I don't know exactly when the term applied to big movies, but this is
from the Wall Street Journal, 25 February 1959, pg. 1, col. 1:

_Films for Foreigners_
U.S. Movie Makers
Boost Efforts to Woo
Overseas Audiences
They Shoot Special Versions,
Dye Heroines' Hair, Plan
More Color "Blockbusters"
The Aim: A "Global Product"
(...) But, for the most part, U.S. film makers are trying to turn out more of
a "global product" from the start. Home-spun themes, such as stories based on
baseball or football, unless they can be made on low budgets, are giving way
to stories with wider appeal, such as those from the classics, or religious
epics. More wide-screen, color "blockbusters" are headed for U.S. screens,
because scenery and action sit better with foreign audiences than a lot of
strange-tongued talk or dubbed dialogue.


Cecil Adams has covered the history of the smiley face in his "Straight
Dope" column (an archive is on AOL). The yellow "Have a Nice Day" smiley
dates from about 1970, but there were earlier, similar ones in the 1960s.
For those who have been to Hartford, CT, you may have seen the yellow
smiley on top of a building there, just a few blocks from the Mark Twain and
Harriet Beecher Stowe houses. That smiley dates from the early 1960s.
In the Wall Street Journal, 17 November 1958, pg. 10, cols.1-2, an ad for
St. Regis Paper (it ran on other dates also) shows "THE MANY FACES OF ST.
It's a smiley. :-)


This is an historical antedate only. I visited Greensboro, North
Carolina to do some research on the authors O. Henry and Albion Tourgee; the
local museum showed the famous Greensboro sit-in of 1960. The Greensboro sit-
in's Woolworth's was then closed and, with more money, was scheduled to become
a civil rights museum.
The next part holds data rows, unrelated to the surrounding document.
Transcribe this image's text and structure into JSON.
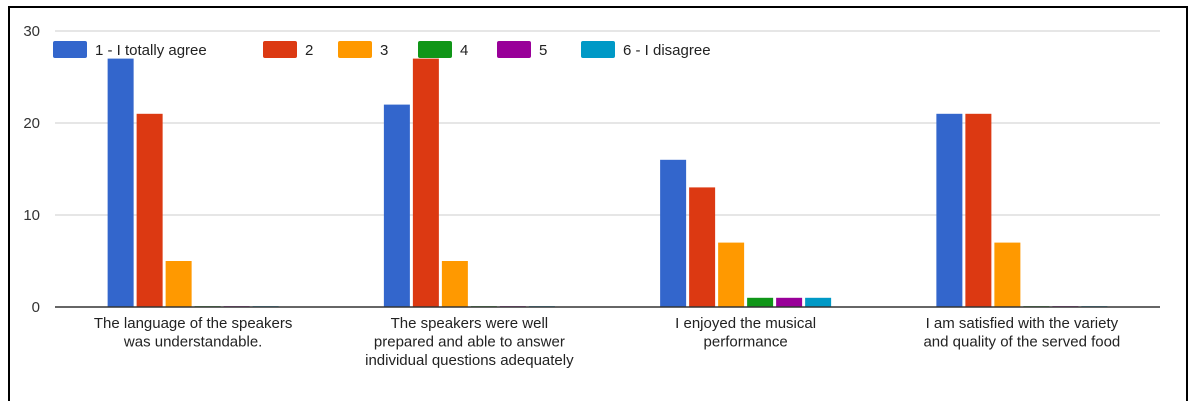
{
  "chart_data": {
    "type": "bar",
    "title": "",
    "xlabel": "",
    "ylabel": "",
    "ylim": [
      0,
      30
    ],
    "yticks": [
      0,
      10,
      20,
      30
    ],
    "grid": true,
    "legend_position": "top",
    "categories": [
      [
        "The language of the speakers",
        "was understandable."
      ],
      [
        "The speakers were well",
        "prepared and able to answer",
        "individual questions adequately"
      ],
      [
        "I enjoyed the musical",
        "performance"
      ],
      [
        "I am satisfied with the variety",
        "and quality of the served food"
      ]
    ],
    "series": [
      {
        "name": "1 - I totally agree",
        "color": "#3366cc",
        "values": [
          27,
          22,
          16,
          21
        ]
      },
      {
        "name": "2",
        "color": "#dc3912",
        "values": [
          21,
          27,
          13,
          21
        ]
      },
      {
        "name": "3",
        "color": "#ff9900",
        "values": [
          5,
          5,
          7,
          7
        ]
      },
      {
        "name": "4",
        "color": "#109618",
        "values": [
          0,
          0,
          1,
          0
        ]
      },
      {
        "name": "5",
        "color": "#990099",
        "values": [
          0,
          0,
          1,
          0
        ]
      },
      {
        "name": "6 - I disagree",
        "color": "#0099c6",
        "values": [
          0,
          0,
          1,
          0
        ]
      }
    ]
  }
}
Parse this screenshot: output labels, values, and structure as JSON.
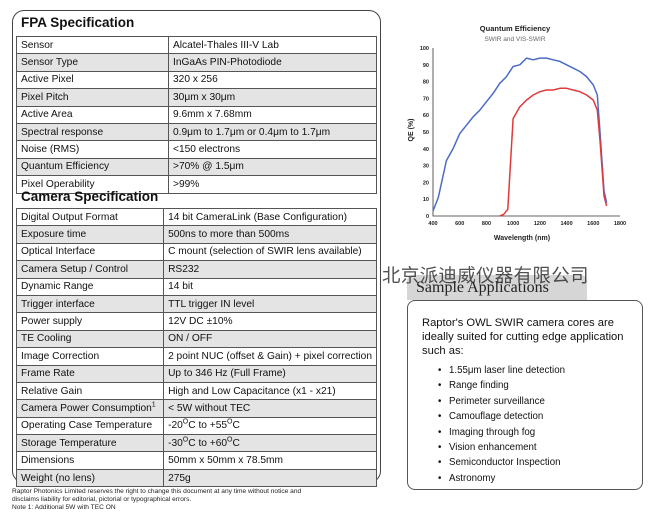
{
  "fpa": {
    "title": "FPA  Specification",
    "rows": [
      {
        "label": "Sensor",
        "value": "Alcatel-Thales III-V Lab"
      },
      {
        "label": "Sensor Type",
        "value": "InGaAs PIN-Photodiode"
      },
      {
        "label": "Active Pixel",
        "value": "320 x 256"
      },
      {
        "label": "Pixel Pitch",
        "value": "30μm x 30μm"
      },
      {
        "label": "Active Area",
        "value": "9.6mm x 7.68mm"
      },
      {
        "label": "Spectral response",
        "value": "0.9μm to 1.7μm or 0.4μm to 1.7μm"
      },
      {
        "label": "Noise (RMS)",
        "value": "<150 electrons"
      },
      {
        "label": "Quantum Efficiency",
        "value": ">70% @ 1.5μm"
      },
      {
        "label": "Pixel Operability",
        "value": ">99%"
      }
    ]
  },
  "camera": {
    "title": "Camera  Specification",
    "rows": [
      {
        "label": "Digital Output Format",
        "value": "14 bit CameraLink (Base Configuration)"
      },
      {
        "label": "Exposure time",
        "value": "500ns to more than 500ms"
      },
      {
        "label": "Optical Interface",
        "value": "C mount (selection of SWIR lens available)"
      },
      {
        "label": "Camera Setup / Control",
        "value": "RS232"
      },
      {
        "label": "Dynamic Range",
        "value": "14 bit"
      },
      {
        "label": "Trigger interface",
        "value": "TTL trigger IN level"
      },
      {
        "label": "Power supply",
        "value": "12V DC ±10%"
      },
      {
        "label": "TE Cooling",
        "value": "ON / OFF"
      },
      {
        "label": "Image Correction",
        "value": "2 point NUC (offset & Gain) + pixel correction"
      },
      {
        "label": "Frame Rate",
        "value": "Up to 346 Hz (Full Frame)"
      },
      {
        "label": "Relative Gain",
        "value": "High and Low Capacitance (x1 - x21)"
      },
      {
        "label": "Camera Power Consumption",
        "label_sup": "1",
        "value": "< 5W without TEC"
      },
      {
        "label": "Operating Case Temperature",
        "value": "-20",
        "value_sup": "O",
        "value_mid": "C to +55",
        "value_sup2": "O",
        "value_end": "C"
      },
      {
        "label": "Storage Temperature",
        "value": "-30",
        "value_sup": "O",
        "value_mid": "C to +60",
        "value_sup2": "O",
        "value_end": "C"
      },
      {
        "label": "Dimensions",
        "value": "50mm x 50mm x 78.5mm"
      },
      {
        "label": "Weight (no lens)",
        "value": "275g"
      }
    ]
  },
  "footer": {
    "line1": "Raptor Photonics Limited reserves the right to change this document at any time without notice and",
    "line2": "disclaims liability for editorial, pictorial or typographical errors.",
    "note": "Note 1:  Additional 5W with TEC ON"
  },
  "chart_data": {
    "type": "line",
    "title": "Quantum Efficiency",
    "subtitle": "SWIR and VIS-SWIR",
    "xlabel": "Wavelength (nm)",
    "ylabel": "QE (%)",
    "xlim": [
      400,
      1800
    ],
    "ylim": [
      0,
      100
    ],
    "xticks": [
      400,
      600,
      800,
      1000,
      1200,
      1400,
      1600,
      1800
    ],
    "yticks": [
      0,
      10,
      20,
      30,
      40,
      50,
      60,
      70,
      80,
      90,
      100
    ],
    "grid": false,
    "series": [
      {
        "color": "#4a6cc4",
        "x": [
          400,
          440,
          500,
          550,
          600,
          650,
          700,
          750,
          800,
          850,
          900,
          950,
          1000,
          1050,
          1100,
          1150,
          1200,
          1250,
          1300,
          1350,
          1400,
          1450,
          1500,
          1550,
          1600,
          1630,
          1650,
          1680,
          1700
        ],
        "y": [
          3,
          11,
          33,
          40,
          49,
          54,
          59,
          63,
          68,
          73,
          79,
          83,
          89,
          90,
          94,
          93,
          94,
          94,
          93,
          92,
          90,
          88,
          86,
          83,
          78,
          72,
          50,
          15,
          8
        ]
      },
      {
        "color": "#e03a3a",
        "x": [
          900,
          930,
          960,
          1000,
          1050,
          1100,
          1150,
          1200,
          1250,
          1300,
          1350,
          1400,
          1450,
          1500,
          1550,
          1600,
          1630,
          1650,
          1680,
          1700
        ],
        "y": [
          0,
          1,
          4,
          58,
          65,
          69,
          72,
          74,
          75,
          75,
          76,
          76,
          75,
          74,
          72,
          69,
          63,
          45,
          12,
          6
        ]
      }
    ]
  },
  "watermark": "北京派迪威仪器有限公司",
  "apps": {
    "title": "Sample Applications",
    "intro": "Raptor's OWL SWIR camera cores are ideally suited for cutting edge application such as:",
    "items": [
      "1.55μm laser line detection",
      "Range finding",
      "Perimeter surveillance",
      "Camouflage detection",
      "Imaging through fog",
      "Vision enhancement",
      "Semiconductor Inspection",
      "Astronomy"
    ]
  }
}
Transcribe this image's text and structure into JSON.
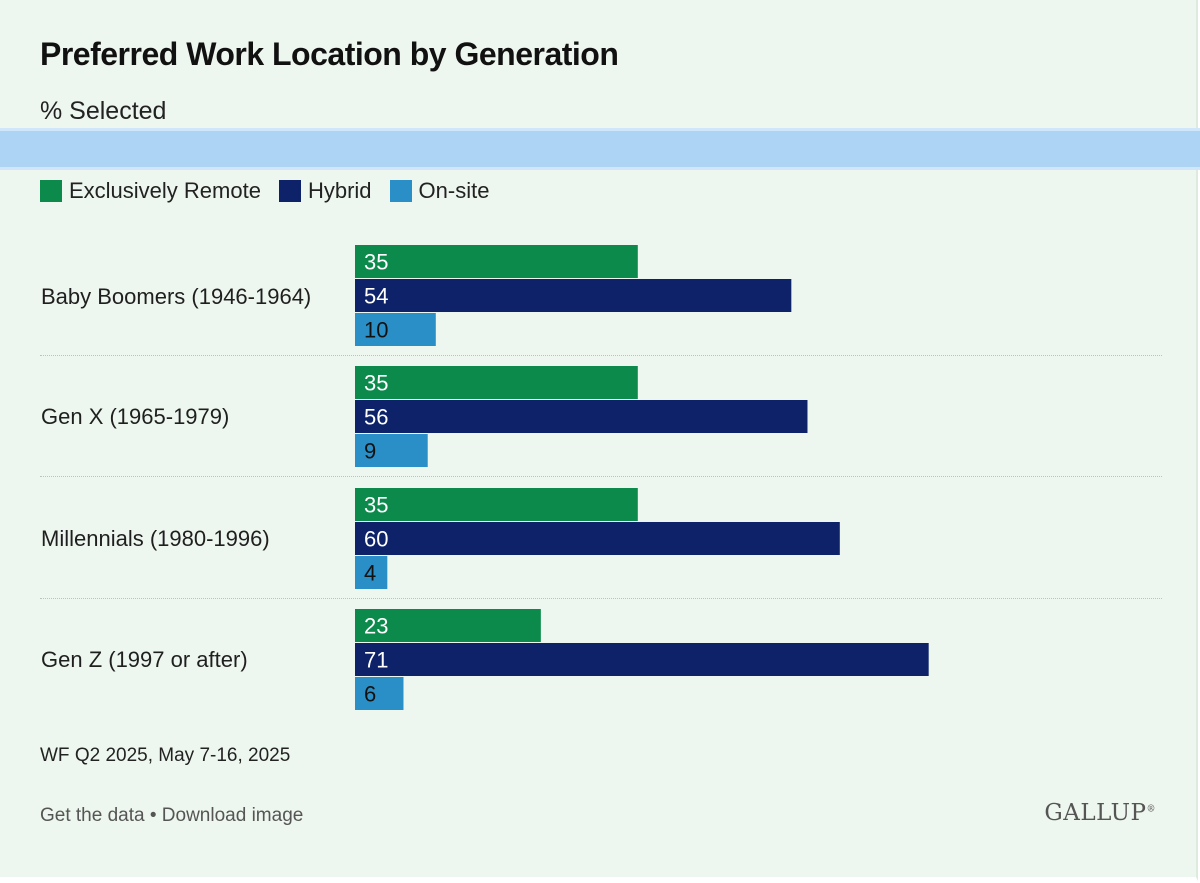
{
  "title": "Preferred Work Location by Generation",
  "subtitle": "% Selected",
  "colors": {
    "remote": "#0b8a4b",
    "hybrid": "#0d2268",
    "onsite": "#2a8fc7",
    "background": "#eef7ef",
    "band": "#add3f5"
  },
  "legend": [
    {
      "label": "Exclusively Remote"
    },
    {
      "label": "Hybrid"
    },
    {
      "label": "On-site"
    }
  ],
  "source": "WF Q2 2025, May 7-16, 2025",
  "links": {
    "get_data": "Get the data",
    "separator": "•",
    "download": "Download image"
  },
  "brand": "GALLUP",
  "chart_data": {
    "type": "bar",
    "orientation": "horizontal",
    "title": "Preferred Work Location by Generation",
    "subtitle": "% Selected",
    "xlabel": "",
    "ylabel": "",
    "xlim": [
      0,
      100
    ],
    "grid": false,
    "legend_position": "top-left",
    "categories": [
      "Baby Boomers (1946-1964)",
      "Gen X (1965-1979)",
      "Millennials (1980-1996)",
      "Gen Z (1997 or after)"
    ],
    "series": [
      {
        "name": "Exclusively Remote",
        "values": [
          35,
          35,
          35,
          23
        ]
      },
      {
        "name": "Hybrid",
        "values": [
          54,
          56,
          60,
          71
        ]
      },
      {
        "name": "On-site",
        "values": [
          10,
          9,
          4,
          6
        ]
      }
    ]
  }
}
I read that Greensboro's sit-in was the first and that
other cities followed.
Not exactly.
This is from the Wall Street Journal, 12 September 1958, pg. 1, col. 4:

Negroes Score Gains
In Oklahoma Eateries
With Sitdown Strikes
Some Restaurants Desegregate
But Others Resist; Tactic
May Spread to Other Cities

I'll present more work on "sit-in" and "sitdown" later.